Namun saya tetap menaruh rasa hormat dan apresiatif kepada mereka yang tak malu menyebut almamaternya. Dengan penuh husnudzon, saya meyakini bahwa kebanggaan mereka adalah upaya pembaharuan pada ide dan wacana-wacana lama soal konsep dan juga metode pendidikan. Namun saya tetap khawatir jika ternyata yang mereka upayakan justru ‘jauh panggang dari api’ tegese justru semakin menjauhkan dan mengabaikan prinsip-prinsip warisan dalam tradisi. Akibatnya kita ‘kepaten obor’ untuk kemudian terninabobo dan mudah termakan oleh opini-opini menyesatkan.
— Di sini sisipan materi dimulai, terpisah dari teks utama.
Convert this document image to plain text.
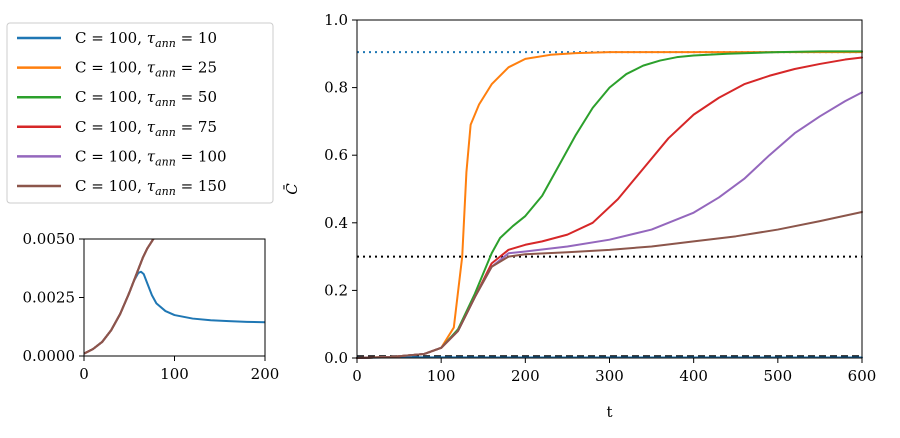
0	100	200	300	400	500	600
0.0
0.2
0.4
0.6
0.8
1.0
t
C̄
0	100	200
0.0000
0.0025
0.0050
C = 100, $\tau_{ann} = 10$
C = 100, $\tau_{ann} = 25$
C = 100, $\tau_{ann} = 50$
C = 100, $\tau_{ann} = 75$
C = 100, $\tau_{ann} = 100$
C = 100, $\tau_{ann} = 150$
Semisal, padepokan adalah sarang kesesatan, basis kejawen, pusat klenik, pemuja roh-roh nenek moyang.

Asumsi demikian sangatlah keliru dan bahkan sangatlah fatal. Lalu bagaimana sikap yang tepat untuk menyikapi kembali hadirnya padepokan di tengah masyarakat yang semakin modern ini? Bahwa kehadiran padepokan adalah demi menjaga dan merawat ‘unggun api’ warisan leluhur, guna menghadapi laju pesatnya tantangan zaman. Kemudian bagaimana mekanisme dan konsep yang ditawarkan oleh padepokan?

Adalah dengan penempaan batin dan mental guna memaksimalkan daya hidup dengan membedah tembok-tembok tradisi kaum sekolahan. Tegasnya, tetap berendah hati di hadapan kahanan (keadaan). Dan menjadi manusia yang piawai memanusiakan manusia. Mungkin dalam hemat saya, sikap semacam ini bisa menjadikan padepokan kembali punya tempat dalam benak masyarakat, dan menjadi sebuah kearifan lokal yang memiliki makna, nilai dan ciri khasnya tersendiri.